The scope of our study was initially limited to exploring trends in a metric of surgical quality to show feasibility of rapid monitoring. This led to some hypotheses that the study design could address but only indirectly. Our opioid data were limited to dispensations from community pharmacies. That meant we could not separate the prescribers’ decisions from the patients’ decisions. Patients’ tendencies to fill opioid prescriptions could have been changing from 2003 to 2016, especially after the public health emergency declaration, so the trends cannot be entirely attributed to physicians’ prescribing preferences. We also lacked data on opioid use in hospital. Our extract of PharmaNet data could not be linked by physician number to surgeon billing data, but ESM eFigs 6 and 7 show that 90% of first dispensations were on the date of discharge, implying an in-hospital prescriber. We did not exclude patients who were chronic users of opioids in the year before surgery but stratified on such prior use and found that slopes were similar (ESM eFig. 8). Further data on patients’ comorbidities and surgeon and prescriber characteristics would be needed for fair comparisons among individual surgeons.

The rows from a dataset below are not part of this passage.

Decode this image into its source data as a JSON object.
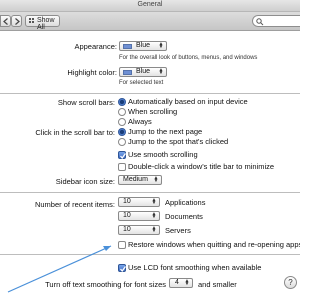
{
  "window": {
    "title": "General"
  },
  "toolbar": {
    "show_all_label": "Show All"
  },
  "appearance": {
    "label": "Appearance:",
    "value": "Blue",
    "caption": "For the overall look of buttons, menus, and windows"
  },
  "highlight": {
    "label": "Highlight color:",
    "value": "Blue",
    "caption": "For selected text",
    "swatch_color": "#6e8fd3"
  },
  "scroll_bars": {
    "label": "Show scroll bars:",
    "options": [
      "Automatically based on input device",
      "When scrolling",
      "Always"
    ],
    "selected_index": 0
  },
  "click_scroll": {
    "label": "Click in the scroll bar to:",
    "options": [
      "Jump to the next page",
      "Jump to the spot that's clicked"
    ],
    "selected_index": 0
  },
  "smooth_scrolling": {
    "label": "Use smooth scrolling",
    "checked": true
  },
  "double_click": {
    "label": "Double-click a window's title bar to minimize",
    "checked": false
  },
  "sidebar_icon": {
    "label": "Sidebar icon size:",
    "value": "Medium"
  },
  "recent_items": {
    "label": "Number of recent items:",
    "rows": [
      {
        "value": "10",
        "label": "Applications"
      },
      {
        "value": "10",
        "label": "Documents"
      },
      {
        "value": "10",
        "label": "Servers"
      }
    ]
  },
  "restore_windows": {
    "label": "Restore windows when quitting and re-opening apps",
    "checked": false
  },
  "lcd_smoothing": {
    "label": "Use LCD font smoothing when available",
    "checked": true
  },
  "text_smoothing": {
    "label": "Turn off text smoothing for font sizes",
    "value": "4",
    "suffix": "and smaller"
  },
  "help_symbol": "?",
  "colors": {
    "accent": "#3f6cc4",
    "annotation_arrow": "#4a90d9"
  }
}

Premature termination of the SQOR Extension study because of the COVID-19 pandemic prevented computation of MME and multivariable analyses of cohorts in the years 2017 through 2019, and meant the only available metric of prescription size after 2016 was “days supply.”

Conclusions

The data from our study show a rise by 1% to 2% per year from 2003 to 2016 of postdischarge opioid dispensing after common abdominal and orthopedic surgeries in BC that was not an artifact of shorter lengths of stay in hospital. It was accompanied by steadily increasing MMEs in first dispensations of opioids. Together, these trends doubled the MME per patient from 2003 to 2016. Laparoscopic appendectomy and LC patients in BC who had not used an opioid in the previous year were four times more likely to receive postdischarge opioids than patients undergoing identical procedures in Sweden were. The rise in tramadol dispensation since 2005 might be attributable partly to Health Canada’s delay in classifying it as a controlled substance until 2022. Our findings support the feasibility of rapid monitoring of postdischarge opioid rates, linked to surgeon billings, and the need for it to be part of an opioid stewardship strategy.